Two recent independent peer-reviewed studies found the technology employed in NicAlert™ to be an accurate, rapid and cost-effective means of confirming smoking status. One study, "Validating a Dipstick Method for Detecting Recent Smoking," Cancer Epidemiology, Biomarkers & Prevention (2002; 11: 1123-1125) was authored by Peter Gariti of the University of Pennsylvania Cancer Center Group, Philadelphia Veterans Affairs Medical Center and the University of Pennsylvania School of Medicine, David I. Rosenthal of the M.D. Anderson Cancer Center in Houston, Kathleen Lindell of the University of Pittsburgh and John Hansen-Flaschen, Joseph Shrager, Craig Lipkin, Arthur I. Alterman and Lawrence R. Kaiser of the University of Pennsylvania School of Medicine. The study examined the smoking status of patients at a cancer clinic and found that the results obtained using Nymox's tobacco product exposure test had an "excellent agreement" with state-of-the-art sophisticated laboratory measurements but at a substantially lower cost (over 90% less). The second study, "The Accuracy of Self-Reported Smoking Status Assessed by Cotinine Test Strips," Nicotine & Tobacco Research (2002; 4: 305-9) was authored by Donna R. Parker, ScD, and Thomas M Lasater, PhD, Brown University School of Medicine; Richard Windsor, PhD, MPH, George Washington University Medical Center; Jeff Wilkins, MD, Greater Los Angeles VA Healthcare Center, David Upegui, BA, Memorial Hospital of Rhode Island; and James Heimdal, PhD, The Hoffman Heart Institute, Saint Francis Hospital and Medical Center, Hartford, CT. The study found Nymox's product to be "an inexpensive and rapid method to routinely biochemically confirm smoking status at a clinical visit." The authors described the Nymox product as a "simple, inexpensive and rapid measure to immediately confirm smoking status in field settings."
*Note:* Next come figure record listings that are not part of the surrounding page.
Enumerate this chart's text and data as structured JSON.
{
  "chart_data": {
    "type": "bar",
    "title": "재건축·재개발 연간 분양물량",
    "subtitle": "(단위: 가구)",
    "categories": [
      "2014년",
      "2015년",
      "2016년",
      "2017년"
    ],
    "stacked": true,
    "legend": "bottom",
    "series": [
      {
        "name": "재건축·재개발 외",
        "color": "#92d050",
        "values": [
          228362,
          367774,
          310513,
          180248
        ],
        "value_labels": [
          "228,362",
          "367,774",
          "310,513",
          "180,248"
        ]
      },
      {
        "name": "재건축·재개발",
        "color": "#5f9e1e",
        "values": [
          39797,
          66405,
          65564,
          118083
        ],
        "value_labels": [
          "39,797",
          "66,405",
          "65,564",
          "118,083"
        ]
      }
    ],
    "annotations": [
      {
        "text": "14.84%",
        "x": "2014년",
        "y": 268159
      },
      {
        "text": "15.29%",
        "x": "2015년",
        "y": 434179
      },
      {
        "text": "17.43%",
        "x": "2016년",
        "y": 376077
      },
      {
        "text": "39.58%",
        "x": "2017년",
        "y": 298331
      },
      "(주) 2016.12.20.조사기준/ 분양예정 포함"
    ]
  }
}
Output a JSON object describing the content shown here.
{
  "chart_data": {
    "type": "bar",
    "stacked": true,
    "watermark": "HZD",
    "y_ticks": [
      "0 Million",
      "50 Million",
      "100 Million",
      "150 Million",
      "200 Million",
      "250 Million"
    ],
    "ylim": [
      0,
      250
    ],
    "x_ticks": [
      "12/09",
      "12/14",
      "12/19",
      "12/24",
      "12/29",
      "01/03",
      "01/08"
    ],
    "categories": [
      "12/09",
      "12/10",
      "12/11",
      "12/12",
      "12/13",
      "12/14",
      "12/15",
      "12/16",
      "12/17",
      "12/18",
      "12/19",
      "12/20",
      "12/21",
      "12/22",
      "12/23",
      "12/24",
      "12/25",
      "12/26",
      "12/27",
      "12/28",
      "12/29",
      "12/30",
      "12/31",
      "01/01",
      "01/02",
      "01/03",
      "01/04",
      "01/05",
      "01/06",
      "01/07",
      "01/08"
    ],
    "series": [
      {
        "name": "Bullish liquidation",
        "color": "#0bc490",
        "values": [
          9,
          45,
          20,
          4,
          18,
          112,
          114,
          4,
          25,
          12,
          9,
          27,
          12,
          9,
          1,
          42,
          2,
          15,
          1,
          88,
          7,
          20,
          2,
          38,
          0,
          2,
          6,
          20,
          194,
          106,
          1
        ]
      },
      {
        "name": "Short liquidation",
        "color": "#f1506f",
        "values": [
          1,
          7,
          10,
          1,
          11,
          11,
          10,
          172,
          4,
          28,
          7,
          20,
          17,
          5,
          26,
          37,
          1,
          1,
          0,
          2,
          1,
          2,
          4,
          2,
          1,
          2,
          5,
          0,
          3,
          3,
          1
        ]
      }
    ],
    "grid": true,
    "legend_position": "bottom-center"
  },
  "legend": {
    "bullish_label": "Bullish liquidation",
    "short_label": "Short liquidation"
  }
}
NicAlert™ was used in a nationwide stop-smoking campaign jointly run by the Swiss Federal Office of Public Health, the Swiss Association for Smoking Prevention, the Swiss League Against Cancer and the Swiss Lung Association. The test is currently being used in large studies at the Lung-Center Hirslanden in Zurich, Switzerland, and in many large U.S. centers. NicAlert™ was also recently successfully used in Switzerland in high school students in an awareness campaign in Basel.
The U.S. Surgeon General, the Centers for Disease Control and Prevention (CDC), the World Health Organization (WHO) and many other public health organizations have targeted tobacco use as the single most preventable cause of premature death today. The CDC estimates that smoking causes over 440,000 premature deaths annually in the United States and creates an economic loss of over $150 billion a year.
More information about Nymox is available at www.nymox.com, email: info@nymox.com, or 800-936-9669.
This press release contains certain "forward-looking statements" as defined in the United States Private Securities Litigation Reform Act of 1995 that involve a number of risks and uncertainties. There can be no assurance that such statements will prove to be accurate and the actual results and future events could differ materially from management's current expectations. Such factors are detailed from time to time in Nymox's filings with the United States Securities and Exchange Commission and other regulatory authorities.